The main component of the US economy is the consumer so any increase in prices that trickle through will present a serious test for consumer demand, as will the fading effects from the beneficial Republican tax cuts implemented last year.
Business investment is also being tested and a recent spike in energy prices alerted markets to political tensions further afield. Any increase in attacks on oil supplies could be the disruptive event that drives us from a slowdown to a full-blown recession. Just one small ‘black swan’ could lead us into uncharted waters, especially in Europe, where deposit rates are already negative in many countries. The eurozone powerhouse of Germany is faltering. The German economy shrank by 0.1% in the second quarter, and the Germany ZEW index of economic sentiment and the Ifo business climate barometer for August fell to multi-year lows. The Bundesbank recently warned of a potential further contraction for the German economy in the third quarter, citing the escalating US-China trade war and a possible no-deal Brexit.
An increase in unpredictability
If a global economic slowdown takes firm hold then the ability to withstand unpredictable events diminishes. Volatility spikes could be more likely and the demand for resilient business models will be even more sought after, even if they are expensive. Profitability as a factor in equity markets has performed relatively well over the past few years as value strategies continue to disappoint. Market momentum has instead been with low volatility and quality over the past year, but a reversal was seen during September as interest rate expectations were lowered.
The speed at which this trend continues is rather intriguing, but will such loosening offset the global trade woes?
Defensive strategies could be rewarding
History suggests that full-blown trade wars can ignite more significant conflicts, so defensive strategies such as BMO’s Income Leaders suite, that aim to track regional versions of MSCI’s Select Quality indices, could be relatively rewarding if such tensions escalate.

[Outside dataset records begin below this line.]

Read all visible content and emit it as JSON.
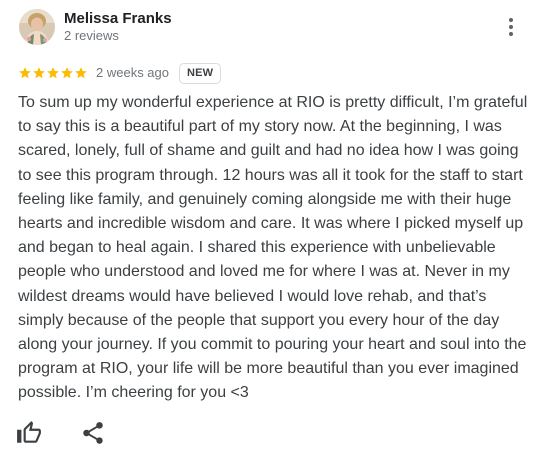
{
  "review": {
    "author": {
      "name": "Melissa Franks",
      "review_count": "2 reviews",
      "avatar_icon": "profile-photo"
    },
    "menu_icon": "more-vert-icon",
    "rating": {
      "stars": 5,
      "max_stars": 5,
      "star_color": "#fbbc04"
    },
    "date": "2 weeks ago",
    "badge": "NEW",
    "text": "To sum up my wonderful experience at RIO is pretty difficult, I’m grateful to say this is a beautiful part of my story now. At the beginning, I was scared, lonely, full of shame and guilt and had no idea how I was going to see this program through. 12 hours was all it took for the staff to start feeling like family, and genuinely coming alongside me with their huge hearts and incredible wisdom and care. It was where I picked myself up and began to heal again. I shared this experience with unbelievable people who understood and loved me for where I was at. Never in my wildest dreams would have believed I would love rehab, and that’s simply because of the people that support you every hour of the day along your journey. If you commit to pouring your heart and soul into the program at RIO, your life will be more beautiful than you ever imagined possible. I’m cheering for you <3",
    "actions": {
      "like_icon": "thumbs-up-icon",
      "share_icon": "share-icon"
    }
  }
}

Despite political tensions across the globe, volatility within equity markets has been relatively tame. The VIX index has hovered either side of 15 this year and only touched 25 in the first few days of 2019, which was after the last meaningful spike of above 30 around Christmas last year. This instance of extreme volatility was a frantic affair as investors seemed spooked by the speed of interest rate rises and faltering economic growth. We’d be surprised if volatility remained subdued, just one bad-tempered tweet from Trump can frighten markets even though the US President is likely to have a swift change of heart.